Note: piston-export will add an exported_to entry to .piston.yml, which means that piston-export can be called multiple times.

What if there were conflicts?

If any of the patches weren't able to be applied, you will need to continue the git am execution yourself. git am is the tool that is used to apply the patches. First, go to the directory where you were applying files.

cd ~/Projects/gitsvn/sapphire

The pieces of the patch that could be applied will be included in the unstaged changes. The other pieces will be included in .rej files. Review the .rej files and manually apply them. Then git add the files that should be part of this patch:

git add <altered-files>
git am --resolved

Alternatively, you may decide that this patch shouldn't be applied:

git am --skip

How does it work?

piston-export uses git log to identify all of the changes made to the subdirectory that was imported with piston, and then ignores any commits that altered .piston.yml, because these are going to be piston update and piston-export calls.

It uses git format-patch to create a set of patch files for all applicable changes in a temporary directory (a subdirectory of the destination repository called piston-export-yyymmdd).

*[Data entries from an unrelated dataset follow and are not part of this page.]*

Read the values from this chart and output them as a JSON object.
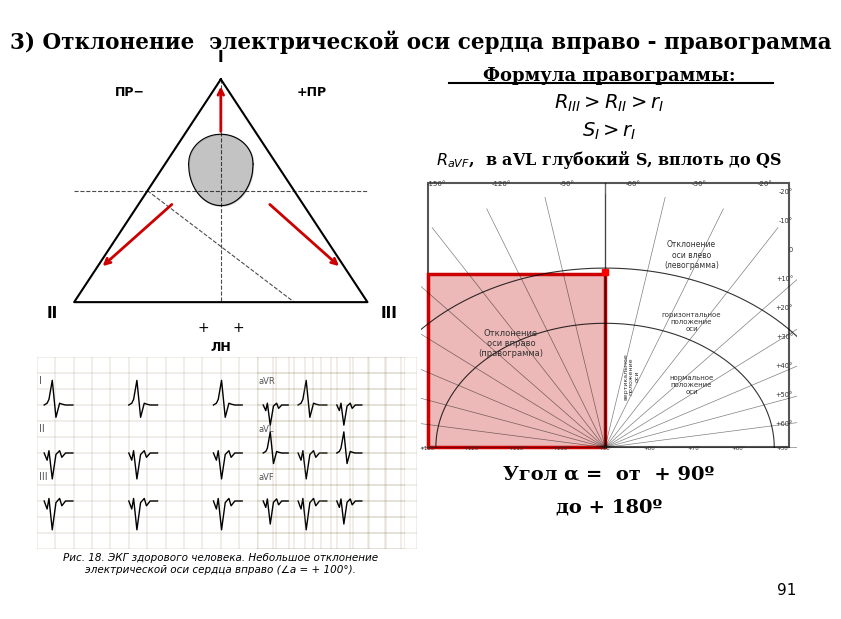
{
  "title": "3) Отклонение  электрической оси сердца вправо - правограмма",
  "bg_color": "#ffffff",
  "formula_title": "Формула правограммы:",
  "angle_text_line1": "Угол α =  от  + 90º",
  "angle_text_line2": "до + 180º",
  "page_number": "91",
  "arrow_color": "#cc0000",
  "dial_pink_color": "#e8a0a0",
  "dial_border_color": "#cc0000",
  "tri_bg": "#f5edd8",
  "ecg_bg": "#c8b89a",
  "dial_bg": "#e8dcc8",
  "ecg_grid_color": "#a09070"
}
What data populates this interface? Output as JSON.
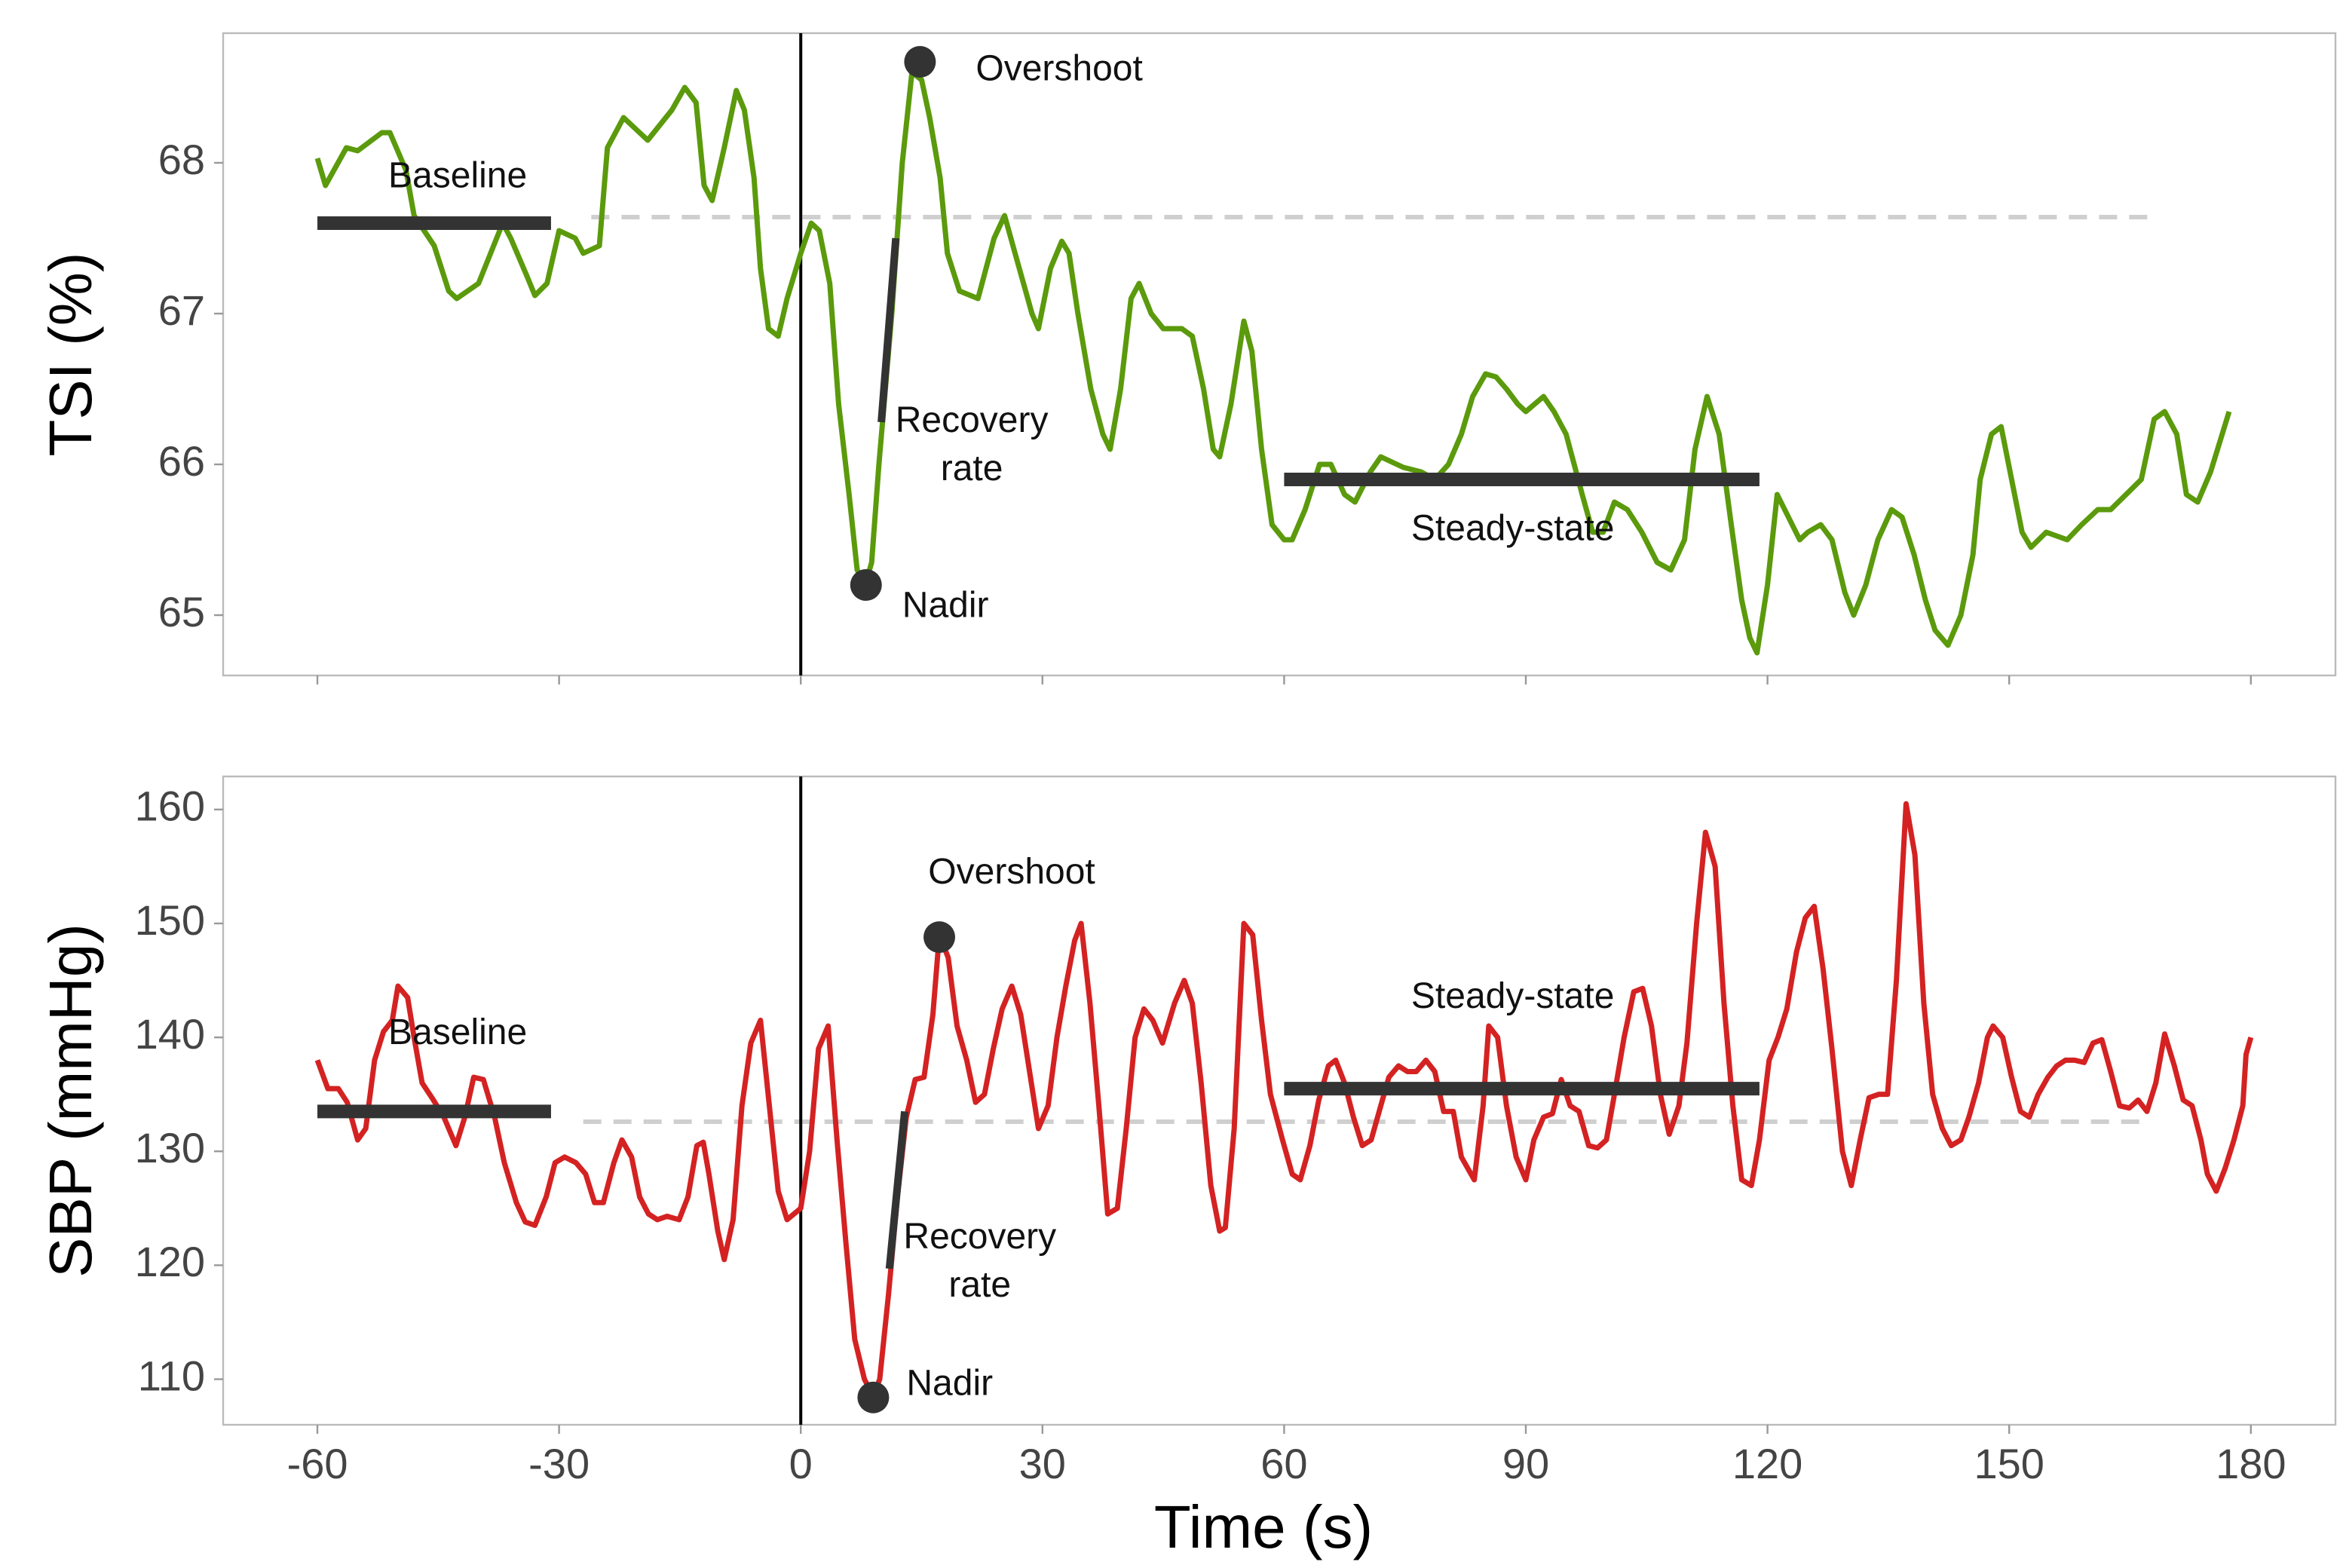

Finally, it uses git am to apply those patches to a new branch in the destination repository. If this fails it will choke and let you finish off the job yourself.

It will also add an exported_to entry to .piston.yml, listing the current HEAD SHA. Subsequent calls will only create patches of commits created after this SHA.

Limitations

  • Currently, piston-export only works if you have piston imported into a git project.
  • I'm not sure what happens if you run piston-export and then rebase, meaning that exported_to will list an invalid SHA.

Licence

Copyright 2010 SilverStripe Limited. All rights reserved.

Redistribution and use in source and binary forms, with or without modification, are permitted provided that the following conditions are met:

  1. Redistributions of source code must retain the above copyright notice, this list of conditions and the following disclaimer.

  2. Redistributions in binary form must reproduce the above copyright notice, this list of conditions and the following disclaimer in the documentation and/or other materials provided with the distribution.

THIS SOFTWARE IS PROVIDED BY ``AS IS'' AND ANY EXPRESS OR IMPLIED WARRANTIES, INCLUDING, BUT NOT LIMITED TO, THE IMPLIED WARRANTIES OF MERCHANTABILITY AND FITNESS FOR A PARTICULAR PURPOSE ARE DISCLAIMED. IN NO EVENT SHALL OR CONTRIBUTORS BE LIABLE FOR ANY DIRECT, INDIRECT, INCIDENTAL, SPECIAL, EXEMPLARY, OR CONSEQUENTIAL DAMAGES (INCLUDING, BUT NOT LIMITED TO, PROCUREMENT OF SUBSTITUTE GOODS OR SERVICES; LOSS OF USE, DATA, OR PROFITS; OR BUSINESS INTERRUPTION) HOWEVER CAUSED AND ON ANY THEORY OF LIABILITY, WHETHER IN CONTRACT, STRICT LIABILITY, OR TORT (INCLUDING NEGLIGENCE OR OTHERWISE) ARISING IN ANY WAY OUT OF THE USE OF THIS SOFTWARE, EVEN IF ADVISED OF THE POSSIBILITY OF SUCH DAMAGE.

The views and conclusions contained in the software and documentation are those of the authors and should not be interpreted as representing official policies, either expressed or implied, of SilverStripe Limited.